Although the acid fad petered out by 1989, the Roland 303 has endured, securing a permanent place in the arsenal of house and techno producers, and enjoying periodic revivals. In some ways, it’s like the wah-wah guitar: instantly recognizable, yet capable of infinite variations and adaptations, and forever drifting in and out of fashion.
Paradise Lost
By 1988, house music was having a massive impact in Britain and Europe, but Chicago itself was in decline. The previous year, the authorities had begun to crack down on the house scene, with the police banning after-hours parties and witholding late-night licences from clubs. WBMX went off the air in 1988, and sales of house records slowed, eventually dwindling down to an average of 1500 copies, a mere tenth of sales at Chicago’s peak. Many of the scene’s prime movers became inactive, disillusioned by bad deals. Others spent most of their time in Europe, where financial prospects were better. Some left town for good. Frankie Knuckles moved back to New York. And DJ Pierre moved to New Jersey in 1990, and became a major exponent of New York’s song-oriented deep house sound, ‘garage’.
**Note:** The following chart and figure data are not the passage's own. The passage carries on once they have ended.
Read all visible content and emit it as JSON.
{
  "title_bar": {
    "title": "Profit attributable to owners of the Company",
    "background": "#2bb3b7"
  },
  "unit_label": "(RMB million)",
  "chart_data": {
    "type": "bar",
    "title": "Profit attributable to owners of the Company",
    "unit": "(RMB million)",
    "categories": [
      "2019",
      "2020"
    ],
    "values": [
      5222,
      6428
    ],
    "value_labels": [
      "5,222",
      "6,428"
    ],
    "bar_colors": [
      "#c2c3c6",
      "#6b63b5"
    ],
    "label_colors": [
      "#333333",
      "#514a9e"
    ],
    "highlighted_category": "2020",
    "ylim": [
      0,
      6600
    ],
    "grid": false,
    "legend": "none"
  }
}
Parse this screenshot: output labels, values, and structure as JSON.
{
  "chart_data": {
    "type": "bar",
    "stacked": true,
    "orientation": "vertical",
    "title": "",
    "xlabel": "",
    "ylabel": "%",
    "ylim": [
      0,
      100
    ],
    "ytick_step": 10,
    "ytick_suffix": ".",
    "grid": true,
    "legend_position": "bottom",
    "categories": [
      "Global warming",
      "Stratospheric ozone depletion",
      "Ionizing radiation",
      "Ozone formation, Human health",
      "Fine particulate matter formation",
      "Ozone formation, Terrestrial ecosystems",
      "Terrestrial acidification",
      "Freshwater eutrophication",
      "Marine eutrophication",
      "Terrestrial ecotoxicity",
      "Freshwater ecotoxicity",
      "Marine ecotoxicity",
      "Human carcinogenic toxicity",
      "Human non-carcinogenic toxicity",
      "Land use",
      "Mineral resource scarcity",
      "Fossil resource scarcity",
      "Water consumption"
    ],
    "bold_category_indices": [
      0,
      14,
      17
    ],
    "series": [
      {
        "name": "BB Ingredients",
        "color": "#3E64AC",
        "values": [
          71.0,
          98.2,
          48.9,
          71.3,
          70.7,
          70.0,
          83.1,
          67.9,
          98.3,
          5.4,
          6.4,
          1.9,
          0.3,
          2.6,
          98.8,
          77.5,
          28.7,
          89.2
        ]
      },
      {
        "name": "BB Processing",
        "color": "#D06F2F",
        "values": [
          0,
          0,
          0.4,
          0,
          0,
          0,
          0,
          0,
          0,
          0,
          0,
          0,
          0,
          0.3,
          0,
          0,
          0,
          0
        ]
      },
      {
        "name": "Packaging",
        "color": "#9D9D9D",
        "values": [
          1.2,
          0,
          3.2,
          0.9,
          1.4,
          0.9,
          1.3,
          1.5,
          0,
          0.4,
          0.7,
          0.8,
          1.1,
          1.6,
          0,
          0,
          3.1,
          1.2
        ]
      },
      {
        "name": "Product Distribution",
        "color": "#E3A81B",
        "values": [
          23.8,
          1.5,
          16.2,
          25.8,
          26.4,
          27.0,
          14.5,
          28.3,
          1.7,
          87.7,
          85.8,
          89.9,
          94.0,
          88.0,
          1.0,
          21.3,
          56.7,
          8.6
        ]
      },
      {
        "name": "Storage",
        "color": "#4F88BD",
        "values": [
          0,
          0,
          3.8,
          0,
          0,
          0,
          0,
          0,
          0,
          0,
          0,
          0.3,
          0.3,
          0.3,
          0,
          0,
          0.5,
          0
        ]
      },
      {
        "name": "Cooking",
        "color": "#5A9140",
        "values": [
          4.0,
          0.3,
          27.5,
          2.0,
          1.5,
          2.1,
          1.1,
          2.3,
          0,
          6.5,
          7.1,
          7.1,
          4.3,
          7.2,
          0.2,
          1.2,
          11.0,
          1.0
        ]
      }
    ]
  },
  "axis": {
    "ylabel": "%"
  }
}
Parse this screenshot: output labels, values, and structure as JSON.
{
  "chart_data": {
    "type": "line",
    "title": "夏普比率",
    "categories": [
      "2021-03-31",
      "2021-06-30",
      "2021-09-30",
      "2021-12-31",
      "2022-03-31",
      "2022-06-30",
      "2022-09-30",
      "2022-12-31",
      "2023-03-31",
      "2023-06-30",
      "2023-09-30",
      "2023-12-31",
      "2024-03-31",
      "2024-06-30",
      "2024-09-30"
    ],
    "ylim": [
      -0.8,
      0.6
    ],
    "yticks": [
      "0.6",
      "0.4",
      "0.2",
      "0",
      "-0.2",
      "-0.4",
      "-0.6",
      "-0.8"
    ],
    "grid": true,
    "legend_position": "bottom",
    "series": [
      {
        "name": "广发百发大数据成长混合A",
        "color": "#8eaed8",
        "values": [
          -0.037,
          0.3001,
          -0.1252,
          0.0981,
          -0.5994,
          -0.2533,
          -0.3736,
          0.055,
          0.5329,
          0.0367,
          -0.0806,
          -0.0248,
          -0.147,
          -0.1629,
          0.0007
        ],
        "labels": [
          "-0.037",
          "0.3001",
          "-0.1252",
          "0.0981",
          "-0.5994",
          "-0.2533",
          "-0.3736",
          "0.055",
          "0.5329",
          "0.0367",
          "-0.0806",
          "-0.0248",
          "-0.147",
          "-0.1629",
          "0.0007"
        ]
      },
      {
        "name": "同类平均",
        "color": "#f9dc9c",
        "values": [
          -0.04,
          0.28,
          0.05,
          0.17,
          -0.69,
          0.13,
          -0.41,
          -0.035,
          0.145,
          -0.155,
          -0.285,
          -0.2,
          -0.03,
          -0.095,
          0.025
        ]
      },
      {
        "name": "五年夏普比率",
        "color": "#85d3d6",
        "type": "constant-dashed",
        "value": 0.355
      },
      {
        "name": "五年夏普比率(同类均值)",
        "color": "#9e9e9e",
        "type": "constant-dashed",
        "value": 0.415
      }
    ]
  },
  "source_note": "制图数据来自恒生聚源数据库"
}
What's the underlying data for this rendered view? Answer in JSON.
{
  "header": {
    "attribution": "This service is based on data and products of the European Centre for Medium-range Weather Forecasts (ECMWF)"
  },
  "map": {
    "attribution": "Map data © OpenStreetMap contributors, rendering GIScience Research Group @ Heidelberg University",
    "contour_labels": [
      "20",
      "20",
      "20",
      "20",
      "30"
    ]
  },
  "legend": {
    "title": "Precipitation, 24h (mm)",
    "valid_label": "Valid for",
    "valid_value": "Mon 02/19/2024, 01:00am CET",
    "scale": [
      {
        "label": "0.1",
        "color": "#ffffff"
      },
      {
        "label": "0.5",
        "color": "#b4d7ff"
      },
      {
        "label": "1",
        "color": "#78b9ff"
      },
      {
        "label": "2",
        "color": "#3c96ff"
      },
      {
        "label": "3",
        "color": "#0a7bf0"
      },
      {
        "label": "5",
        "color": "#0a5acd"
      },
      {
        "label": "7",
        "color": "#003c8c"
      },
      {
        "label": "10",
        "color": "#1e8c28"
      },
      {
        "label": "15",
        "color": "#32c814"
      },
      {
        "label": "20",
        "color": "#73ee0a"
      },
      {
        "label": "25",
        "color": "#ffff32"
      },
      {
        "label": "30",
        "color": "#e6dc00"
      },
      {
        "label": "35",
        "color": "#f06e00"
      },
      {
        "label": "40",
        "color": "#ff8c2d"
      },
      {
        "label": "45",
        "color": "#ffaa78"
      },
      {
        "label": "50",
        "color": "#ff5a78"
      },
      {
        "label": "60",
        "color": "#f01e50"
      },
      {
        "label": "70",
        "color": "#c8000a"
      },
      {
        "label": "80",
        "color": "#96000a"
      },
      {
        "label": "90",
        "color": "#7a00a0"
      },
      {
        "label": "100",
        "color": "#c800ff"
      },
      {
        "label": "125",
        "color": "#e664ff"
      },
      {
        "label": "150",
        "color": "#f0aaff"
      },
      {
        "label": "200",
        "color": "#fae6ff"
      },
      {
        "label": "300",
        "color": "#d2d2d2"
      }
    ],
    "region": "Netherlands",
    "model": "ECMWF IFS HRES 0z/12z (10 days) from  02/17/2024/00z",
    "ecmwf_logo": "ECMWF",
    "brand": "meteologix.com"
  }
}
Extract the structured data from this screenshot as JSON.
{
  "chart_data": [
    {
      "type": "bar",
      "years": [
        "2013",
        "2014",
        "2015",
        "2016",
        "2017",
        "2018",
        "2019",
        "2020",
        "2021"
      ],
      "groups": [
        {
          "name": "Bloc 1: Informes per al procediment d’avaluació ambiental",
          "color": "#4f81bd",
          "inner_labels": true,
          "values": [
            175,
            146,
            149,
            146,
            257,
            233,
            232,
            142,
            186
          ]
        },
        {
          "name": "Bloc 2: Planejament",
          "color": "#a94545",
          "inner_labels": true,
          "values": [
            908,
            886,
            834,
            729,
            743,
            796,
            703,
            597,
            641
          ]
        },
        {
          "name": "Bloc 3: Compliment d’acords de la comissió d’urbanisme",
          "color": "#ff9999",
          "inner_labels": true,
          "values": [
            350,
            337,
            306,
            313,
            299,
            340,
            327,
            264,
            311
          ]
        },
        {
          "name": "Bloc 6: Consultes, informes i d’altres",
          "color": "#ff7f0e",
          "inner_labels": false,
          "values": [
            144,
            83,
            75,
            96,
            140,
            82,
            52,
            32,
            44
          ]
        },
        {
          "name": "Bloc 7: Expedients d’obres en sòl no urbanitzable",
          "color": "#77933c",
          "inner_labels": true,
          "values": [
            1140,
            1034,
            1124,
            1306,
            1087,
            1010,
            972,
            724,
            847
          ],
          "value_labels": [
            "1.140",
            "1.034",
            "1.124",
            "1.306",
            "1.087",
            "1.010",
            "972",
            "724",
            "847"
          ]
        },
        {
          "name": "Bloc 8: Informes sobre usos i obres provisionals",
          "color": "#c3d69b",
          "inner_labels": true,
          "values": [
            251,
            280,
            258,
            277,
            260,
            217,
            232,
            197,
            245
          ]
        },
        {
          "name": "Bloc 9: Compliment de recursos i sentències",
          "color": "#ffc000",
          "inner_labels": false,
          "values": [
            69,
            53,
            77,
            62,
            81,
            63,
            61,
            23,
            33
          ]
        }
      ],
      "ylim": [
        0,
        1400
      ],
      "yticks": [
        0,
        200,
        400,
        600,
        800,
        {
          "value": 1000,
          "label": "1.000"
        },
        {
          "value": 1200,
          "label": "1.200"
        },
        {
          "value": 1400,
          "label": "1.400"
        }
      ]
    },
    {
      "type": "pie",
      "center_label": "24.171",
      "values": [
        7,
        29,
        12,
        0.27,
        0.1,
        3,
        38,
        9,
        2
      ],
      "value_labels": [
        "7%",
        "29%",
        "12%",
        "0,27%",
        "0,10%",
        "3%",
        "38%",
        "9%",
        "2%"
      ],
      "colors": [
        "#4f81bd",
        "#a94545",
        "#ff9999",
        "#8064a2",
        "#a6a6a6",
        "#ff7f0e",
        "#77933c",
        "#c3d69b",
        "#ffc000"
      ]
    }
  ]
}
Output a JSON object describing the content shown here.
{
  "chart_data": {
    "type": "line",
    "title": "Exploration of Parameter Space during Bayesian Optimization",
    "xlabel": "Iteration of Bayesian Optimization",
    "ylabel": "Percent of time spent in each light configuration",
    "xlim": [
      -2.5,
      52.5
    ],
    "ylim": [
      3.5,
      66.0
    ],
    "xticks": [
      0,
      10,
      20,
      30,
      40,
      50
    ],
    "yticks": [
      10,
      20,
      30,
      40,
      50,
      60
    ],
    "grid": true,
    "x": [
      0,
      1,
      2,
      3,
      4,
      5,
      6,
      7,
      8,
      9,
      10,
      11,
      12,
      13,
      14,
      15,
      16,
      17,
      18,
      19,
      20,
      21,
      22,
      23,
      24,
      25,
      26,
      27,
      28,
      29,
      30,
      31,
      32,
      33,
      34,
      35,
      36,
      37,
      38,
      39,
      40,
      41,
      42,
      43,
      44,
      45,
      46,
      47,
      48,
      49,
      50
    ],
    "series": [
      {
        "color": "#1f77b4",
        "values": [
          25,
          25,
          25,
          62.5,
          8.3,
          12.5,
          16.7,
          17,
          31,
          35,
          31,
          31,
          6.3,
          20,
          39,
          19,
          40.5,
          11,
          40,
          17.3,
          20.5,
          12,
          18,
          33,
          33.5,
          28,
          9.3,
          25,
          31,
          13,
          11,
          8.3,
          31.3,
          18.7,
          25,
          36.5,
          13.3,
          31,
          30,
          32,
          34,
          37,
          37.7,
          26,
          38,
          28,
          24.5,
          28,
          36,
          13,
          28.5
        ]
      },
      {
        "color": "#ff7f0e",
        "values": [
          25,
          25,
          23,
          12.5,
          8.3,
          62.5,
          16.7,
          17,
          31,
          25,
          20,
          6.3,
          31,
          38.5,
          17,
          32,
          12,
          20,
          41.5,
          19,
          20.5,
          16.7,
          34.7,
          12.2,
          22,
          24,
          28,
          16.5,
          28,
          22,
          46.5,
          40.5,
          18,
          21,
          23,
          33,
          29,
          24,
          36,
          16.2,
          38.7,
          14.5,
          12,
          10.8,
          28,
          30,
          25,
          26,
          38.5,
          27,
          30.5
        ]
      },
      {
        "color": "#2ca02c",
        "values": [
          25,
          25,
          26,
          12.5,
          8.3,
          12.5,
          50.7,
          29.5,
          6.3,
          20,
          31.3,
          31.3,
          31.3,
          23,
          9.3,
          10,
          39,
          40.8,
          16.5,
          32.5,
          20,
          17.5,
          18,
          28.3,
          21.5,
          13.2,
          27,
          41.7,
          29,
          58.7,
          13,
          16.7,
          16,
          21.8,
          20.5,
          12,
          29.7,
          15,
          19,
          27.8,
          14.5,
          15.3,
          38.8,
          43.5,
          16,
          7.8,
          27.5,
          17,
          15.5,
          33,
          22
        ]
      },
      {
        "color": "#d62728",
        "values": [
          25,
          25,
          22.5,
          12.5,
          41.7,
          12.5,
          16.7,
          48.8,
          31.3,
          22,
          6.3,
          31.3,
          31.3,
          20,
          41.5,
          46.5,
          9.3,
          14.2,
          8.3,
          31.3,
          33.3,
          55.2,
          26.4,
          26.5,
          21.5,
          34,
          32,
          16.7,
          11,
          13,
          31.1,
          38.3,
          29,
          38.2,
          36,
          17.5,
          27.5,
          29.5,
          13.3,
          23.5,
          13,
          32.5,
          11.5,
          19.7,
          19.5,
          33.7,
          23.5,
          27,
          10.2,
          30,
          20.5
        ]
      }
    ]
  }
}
Garage’s roots go back to New York’s early seventies disco underground. Mostly gay black and gay Hispanic, this scene characterized by a bacchanalian fervour was fuelled by acid, amphetamine and the Ecstasy-like downer Quaalude. It was in this milieu – clubs like The Gallery, Salvation, Sanctuary, The Loft, The Ginza, and DJs like Francis Grosso, David Rodriguez, Steve D’Aquisto, Michael Cappello, David Mancuso – that Frankie Knuckles and his colleague Larry Levan learned the art of mixing. Garage is named in homage to the DJ-ing sensibility and sensurround ambience Levan developed at his legendary club The Paradise Garage, but as a style, it only really took shape after the club shut its doors in late 1987.